Tomorrow’s mountain stage has an HC climb, then a Cat 1, then mostly downhill for 40km to the finish. The climbs will probably break the peleton into chunks, with the main GC guys watching each other and a few opportunistic breaks going up the road (and the sprinters falling off the back). I wouldn’t be too surprised if the long down-hill means that the chunks will re-coalesce into bigger packs – maybe the lead couple of breaks will get away or maybe not, but you can bet that Landis, Gonchar, Hincapie, Salvodeli, Kloden and the rest of the GC contenders will finish together.

Tour de France Rest Day

Ok, I didn’t think I’d be posting about the Tour today either. But today I have another reason to respect Floyd Landis.

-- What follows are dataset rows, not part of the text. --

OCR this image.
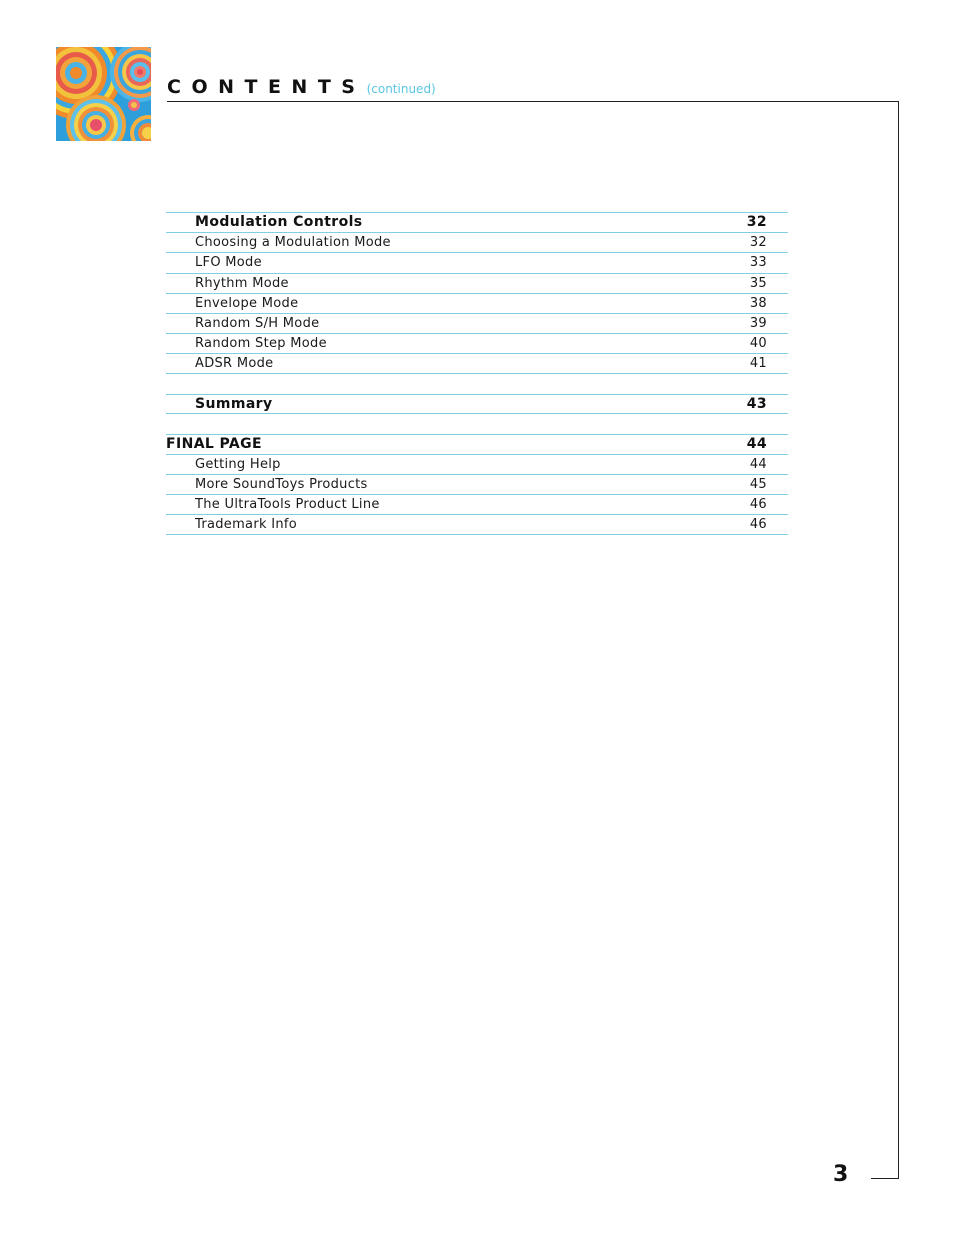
CONTENTS (continued)
Modulation Controls	32
Choosing a Modulation Mode	32
LFO Mode	33
Rhythm Mode	35
Envelope Mode	38
Random S/H Mode	39
Random Step Mode	40
ADSR Mode	41
Summary	43
FINAL PAGE	44
Getting Help	44
More SoundToys Products	45
The UltraTools Product Line	46
Trademark Info	46
3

Floyd has been doing great this year – he won 3 major races before the Tour, and now he’s a minute out of the yellow jersey after a great performance in the first individual time trial. He’s always had a reputation for hard work and for never making excuses or complaining. But now I find he’s a fellow chronic pain sufferer. He’s just admitted that for 4 years he’s been suffering from osteonecrosis in his hip, and he’s going for hip replacement surgery soon after the Tour (to maximize his recovery time for next year’s Tour). The New York Times has two stories, here and here. (Registration required, use BugMeNot.)

One of the interesting facts I learned from the articles: his extreme forward position on the seat on his time trial bike was chosen to create a wider angle between his trunk and his femur to help his hip work.

Some of the quotes from the articles:

He walks with a limp. He sits as often as possible and cannot cross his right leg over his left. He takes elevators instead of stairs, valet-parks at the shopping mall and sometimes has difficulty sleeping. Running is out of the question. Like many of the 216,000 Americans who will receive hip replacements this year, his life is defined by chronic, debilitating pain.

Yeah, I can relate.

Later, back at his house, Landis would finally open up a little about the pain. He would say: “Everybody thinks you can overcome pain if you want to enough, and let me tell you, you can’t. This isn’t some Jean-Claude Van Damme movie, where somebody can get shot in the leg and keep going. There’s pain that makes me stop, makes everybody stop.”